La fin de vie revient au cœur du débat public. La Convention citoyenne sur la fin de vie s’est prononcée en faveur d'une "aide active à mourir". Guillemette, infirmière et membre du collectif 'Soulager mais pas tuer', s’oppose à cette solution d'euthanasie. Elle nous explique pourquoi.
À l’issue de quatre mois de discussion, la Convention citoyenne sur la fin de vie s’est enfin prononcée. Elle est favorable à une "aide active à mourir", qu'il s'agisse du suicide assisté ou l'euthanasie. Certains professionnels de santé craignent une volonté de l’exécutif de légaliser l’euthanasie. Parmi eux, Guillemette, infirmière clermontoise et membre du "collectif Soulager mais pas Tuer".
Question : Que pensez-vous de l’annonce du président Emmanuel Macron sur un éventuel projet de loi d’ici la fin de l’été ?
Avec le collectif Soulager mais pas tuer, nous sommes inquiets. Je me mets du côté des plus fragiles et le plus souvent ces personnes-là ne demandent pas l’euthanasie mais un meilleur accompagnement. Ils souhaitent seulement un soulagement de leur douleur. Cette issue donnée à la Convention citoyenne est un signal négatif envoyé à ces personnes fragiles.
Question : L’euthanasie, le suicide assisté, vous y êtes opposé.
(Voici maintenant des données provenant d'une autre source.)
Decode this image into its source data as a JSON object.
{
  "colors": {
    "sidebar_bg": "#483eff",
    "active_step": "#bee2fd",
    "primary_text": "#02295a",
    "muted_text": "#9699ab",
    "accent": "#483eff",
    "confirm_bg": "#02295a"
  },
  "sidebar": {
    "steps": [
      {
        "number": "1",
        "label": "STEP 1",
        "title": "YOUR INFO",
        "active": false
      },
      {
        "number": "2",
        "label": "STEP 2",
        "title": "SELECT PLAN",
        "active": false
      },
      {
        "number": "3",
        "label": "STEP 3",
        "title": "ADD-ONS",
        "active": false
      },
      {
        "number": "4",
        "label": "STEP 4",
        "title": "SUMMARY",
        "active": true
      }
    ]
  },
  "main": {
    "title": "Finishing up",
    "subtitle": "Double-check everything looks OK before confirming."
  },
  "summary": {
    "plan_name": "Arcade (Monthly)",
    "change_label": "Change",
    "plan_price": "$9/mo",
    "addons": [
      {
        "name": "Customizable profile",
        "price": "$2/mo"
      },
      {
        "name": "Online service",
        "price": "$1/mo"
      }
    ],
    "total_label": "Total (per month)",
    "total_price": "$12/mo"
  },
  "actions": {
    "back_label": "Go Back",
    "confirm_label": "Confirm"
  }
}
Pourquoi ?
Quand on parle entre nous, on est évidemment d’accord que personne ne souhaite mourir tout en souffrant. Mais l’euthanasie reste un geste actif en vue de tuer. C’est ici l’intention qui est très importante et que je rejette. L’argument le plus souvent en faveur du suicide assisté se base sur la notion de dignité ou de liberté. Expliquez cela au proche d'une personne qui vient de se suicider. C’est inaudible. On s’aperçoit toujours que cette décision fait suite à une souffrance non apaisée. Cela veut dire qu’on a été incapable de trouver une solution pour soulager ces personnes. Choisir l’euthnasie, c’est donc un aveu de faiblesse.
Question : En tant qu’infirmière, ce débat est-il ‘connecté’ au terrain ?
L’euthanasie est déjà un sujet complexe et on a tendance à le caricaturer. C’est souvent des cas exceptionnels qu’on prend en exemple lorsqu’on parle d’euthanasie. Ce sont des cas biens précis, et parfois on les instrumentalise pour parler d’un sujet beaucoup grave et complexe. La réalité dans mon service, c’est que les patients veulent plus d'écoute, plus de transparence, plus d’accompagnement. On voit, nous, dans la pratique soignante, que lorsque les patients sont pris en charge dans des unités de soins palliatifs, la demande euthanasique diminue en l’espace de quelques jours. Mais pour cela, il faut des moyens. Dans les services de cancérologie dans lesquels j’ai travaillé, il n'y a pas une réelle équipe formée en soins palliatifs. C’est dommage. Il faut donner les moyens aux patients d’être pris en charge correctement et de pouvoir réclamer des soins palliatifs sans attendre qu’il soit tard.
Question : Qu’aimeriez-vous que le gouvernement fasse à ce sujet ?
L’euthanasie est un sujet tabou. Par conséquent, les gens connaissent mal cette question. À travers ce que je constate chaque jour, il faut, selon moi, généraliser l’accès aux soins palliatifs. Il y a 27 départements qui n’ont pas accès à ce type de soins. C’est déjà un gros manquement et une grande injustice. La question des soins palliatifs est au cœur du sujet de l’euthanasie. Il faut aussi mieux lutter contre la douleur. Le personnel soignant doit être formé aux différents outils et technologies qui évoluent énormément. Le fait de soulager la douleur nécessite aussi une meilleure écoute, une meilleure prise en charge. Ce qui amène à un autre point : la mort sociale des personnes fragiles. Les personnes âgées, handicapées doivent être mieux entourées et soutenues . Si on réussit à faire tout cela, je suis certaine que la demande d’euthanasie va probablement diminuer de manière très importante en France.
Guillemette reste sur ses positions.